Crown Estate Scotland has selected 17 offshore wind projects from 74 applicants in the ScotWind seabed leasing round with a combined capacity of 24.82GW.
The manager of Scotland’s seabed has secured £700m from the successful applicants through option fees, which will now be passed to the Scottish government to spend on public welfare.
At the time of its launch in June 2020, the ScotWind leasing round was expected by Crown Estate Scotland to procure at least 10GW of new offshore wind capacity.
The winning offshore wind projects in the auction include 10 that use floating wind technology, six that are fixed-bottom, and one that will use a mix of the two technologies.
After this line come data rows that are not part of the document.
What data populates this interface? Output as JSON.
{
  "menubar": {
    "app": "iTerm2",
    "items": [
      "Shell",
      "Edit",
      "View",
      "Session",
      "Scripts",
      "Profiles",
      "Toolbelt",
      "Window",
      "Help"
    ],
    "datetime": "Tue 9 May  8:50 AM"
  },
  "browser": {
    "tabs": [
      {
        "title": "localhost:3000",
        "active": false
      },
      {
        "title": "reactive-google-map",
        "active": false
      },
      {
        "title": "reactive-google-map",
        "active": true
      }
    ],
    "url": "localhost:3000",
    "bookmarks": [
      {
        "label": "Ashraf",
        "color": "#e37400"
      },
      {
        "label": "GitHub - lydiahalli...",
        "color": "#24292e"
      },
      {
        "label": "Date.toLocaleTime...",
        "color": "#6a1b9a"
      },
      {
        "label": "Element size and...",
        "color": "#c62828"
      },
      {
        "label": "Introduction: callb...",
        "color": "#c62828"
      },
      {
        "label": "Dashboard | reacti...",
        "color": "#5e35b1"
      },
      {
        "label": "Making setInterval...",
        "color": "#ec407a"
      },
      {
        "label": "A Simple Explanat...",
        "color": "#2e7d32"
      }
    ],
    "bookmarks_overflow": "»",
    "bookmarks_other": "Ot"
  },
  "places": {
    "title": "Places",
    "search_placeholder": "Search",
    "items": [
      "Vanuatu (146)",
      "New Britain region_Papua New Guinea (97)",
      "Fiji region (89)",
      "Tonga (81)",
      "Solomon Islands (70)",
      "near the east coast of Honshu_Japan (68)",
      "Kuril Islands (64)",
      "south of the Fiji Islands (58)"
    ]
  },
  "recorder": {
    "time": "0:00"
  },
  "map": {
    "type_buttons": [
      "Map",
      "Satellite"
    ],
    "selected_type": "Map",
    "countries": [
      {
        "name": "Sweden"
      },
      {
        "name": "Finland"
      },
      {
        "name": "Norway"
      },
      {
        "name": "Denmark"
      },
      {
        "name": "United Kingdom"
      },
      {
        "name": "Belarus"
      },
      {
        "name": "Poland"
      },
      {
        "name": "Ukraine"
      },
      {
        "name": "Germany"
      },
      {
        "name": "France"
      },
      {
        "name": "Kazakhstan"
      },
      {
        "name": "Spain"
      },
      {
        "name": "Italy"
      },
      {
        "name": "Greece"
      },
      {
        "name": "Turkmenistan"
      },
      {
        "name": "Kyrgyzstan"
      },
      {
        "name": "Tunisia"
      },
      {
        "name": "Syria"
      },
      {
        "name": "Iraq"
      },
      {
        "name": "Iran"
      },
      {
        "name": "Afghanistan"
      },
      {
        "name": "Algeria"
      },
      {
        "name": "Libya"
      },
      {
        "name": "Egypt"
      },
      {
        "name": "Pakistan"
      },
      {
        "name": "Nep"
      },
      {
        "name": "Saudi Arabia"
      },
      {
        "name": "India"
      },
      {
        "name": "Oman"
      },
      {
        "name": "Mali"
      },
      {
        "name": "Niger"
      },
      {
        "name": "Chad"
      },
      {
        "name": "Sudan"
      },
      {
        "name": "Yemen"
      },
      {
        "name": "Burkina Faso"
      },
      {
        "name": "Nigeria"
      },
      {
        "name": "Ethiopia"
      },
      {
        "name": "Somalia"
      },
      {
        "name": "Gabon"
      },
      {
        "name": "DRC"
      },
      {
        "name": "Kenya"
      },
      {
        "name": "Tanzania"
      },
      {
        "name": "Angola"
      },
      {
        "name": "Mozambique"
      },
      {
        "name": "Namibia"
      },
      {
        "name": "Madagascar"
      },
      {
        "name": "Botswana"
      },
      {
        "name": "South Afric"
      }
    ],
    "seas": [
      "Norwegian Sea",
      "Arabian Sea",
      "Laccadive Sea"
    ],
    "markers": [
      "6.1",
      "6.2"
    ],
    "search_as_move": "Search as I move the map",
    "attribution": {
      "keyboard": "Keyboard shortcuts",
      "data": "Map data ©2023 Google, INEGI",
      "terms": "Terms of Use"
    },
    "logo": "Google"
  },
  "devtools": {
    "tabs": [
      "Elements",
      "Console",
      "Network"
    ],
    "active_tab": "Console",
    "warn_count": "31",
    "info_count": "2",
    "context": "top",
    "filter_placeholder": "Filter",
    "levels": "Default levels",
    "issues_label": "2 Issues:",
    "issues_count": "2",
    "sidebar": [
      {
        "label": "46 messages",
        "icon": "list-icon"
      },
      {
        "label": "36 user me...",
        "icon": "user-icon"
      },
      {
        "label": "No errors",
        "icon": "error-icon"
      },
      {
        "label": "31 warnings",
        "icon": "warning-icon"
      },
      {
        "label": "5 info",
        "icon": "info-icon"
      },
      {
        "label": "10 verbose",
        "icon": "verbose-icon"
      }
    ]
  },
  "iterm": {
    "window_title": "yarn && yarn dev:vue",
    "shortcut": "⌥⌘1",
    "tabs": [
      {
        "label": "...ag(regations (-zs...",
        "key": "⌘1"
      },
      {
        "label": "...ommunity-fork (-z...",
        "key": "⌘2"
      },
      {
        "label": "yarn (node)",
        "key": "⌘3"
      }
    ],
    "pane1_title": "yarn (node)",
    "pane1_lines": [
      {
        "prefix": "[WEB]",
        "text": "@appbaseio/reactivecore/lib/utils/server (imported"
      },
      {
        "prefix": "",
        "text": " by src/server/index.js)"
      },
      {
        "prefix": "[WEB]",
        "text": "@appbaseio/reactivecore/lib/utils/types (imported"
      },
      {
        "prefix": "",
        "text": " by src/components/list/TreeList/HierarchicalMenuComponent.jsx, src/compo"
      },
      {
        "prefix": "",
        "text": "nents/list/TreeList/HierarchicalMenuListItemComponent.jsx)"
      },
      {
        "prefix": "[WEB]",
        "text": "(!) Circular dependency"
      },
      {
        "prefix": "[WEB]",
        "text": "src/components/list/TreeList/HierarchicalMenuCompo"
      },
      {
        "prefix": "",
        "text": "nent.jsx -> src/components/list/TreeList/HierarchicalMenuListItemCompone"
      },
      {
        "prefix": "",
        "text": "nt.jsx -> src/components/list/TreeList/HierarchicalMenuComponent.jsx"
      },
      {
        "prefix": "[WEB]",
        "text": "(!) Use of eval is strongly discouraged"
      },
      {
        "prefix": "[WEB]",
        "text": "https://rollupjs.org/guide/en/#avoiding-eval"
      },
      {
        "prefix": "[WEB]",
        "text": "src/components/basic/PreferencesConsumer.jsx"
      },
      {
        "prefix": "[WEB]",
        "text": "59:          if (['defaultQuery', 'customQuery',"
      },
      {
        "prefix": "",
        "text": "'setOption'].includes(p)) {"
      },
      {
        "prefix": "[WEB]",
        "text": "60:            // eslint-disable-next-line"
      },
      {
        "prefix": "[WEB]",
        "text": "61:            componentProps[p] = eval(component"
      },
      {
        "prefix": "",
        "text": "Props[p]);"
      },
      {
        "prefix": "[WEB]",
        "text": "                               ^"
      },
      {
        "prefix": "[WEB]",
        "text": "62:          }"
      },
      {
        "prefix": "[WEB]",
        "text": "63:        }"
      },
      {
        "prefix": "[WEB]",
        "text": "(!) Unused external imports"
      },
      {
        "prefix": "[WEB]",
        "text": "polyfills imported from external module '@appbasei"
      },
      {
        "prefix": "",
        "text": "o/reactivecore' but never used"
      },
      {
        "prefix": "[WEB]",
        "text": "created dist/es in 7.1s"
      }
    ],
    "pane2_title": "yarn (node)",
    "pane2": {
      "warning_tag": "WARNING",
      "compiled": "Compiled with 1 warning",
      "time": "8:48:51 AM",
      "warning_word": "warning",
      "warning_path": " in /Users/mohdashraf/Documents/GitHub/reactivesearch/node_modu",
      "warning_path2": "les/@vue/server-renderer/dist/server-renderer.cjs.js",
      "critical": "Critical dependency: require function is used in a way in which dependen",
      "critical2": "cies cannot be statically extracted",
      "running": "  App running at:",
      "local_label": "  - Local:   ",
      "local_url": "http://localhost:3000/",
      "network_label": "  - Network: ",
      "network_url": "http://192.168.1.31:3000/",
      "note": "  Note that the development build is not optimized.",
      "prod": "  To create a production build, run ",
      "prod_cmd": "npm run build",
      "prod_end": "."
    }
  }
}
The floating wind projects have a combined capacity of 14.5GW. Royal Dutch Shell and ScottishPower through a consortium have the largest project in the segment with a capacity of 3GW.
The area of seabed covered by the 17 winning projects is over 7,000 sq km. A maximum of 8,600 sq km was made available via the sectoral marine plan of the Scottish government for the ScotWind leasing round.
Some of the other winners of the auction are the BP and EnBW consortium with the 2.9GW Morven offshore wind project, a consortium of SSE Renewables, Marubeni and Copenhagen Infrastructure Partners (CIP) with a 2.6GW floating offshore wind project, and a joint venture between TotalEnergies, Green Investment Group and RIDG with the 2GW West of Orkney wind farm.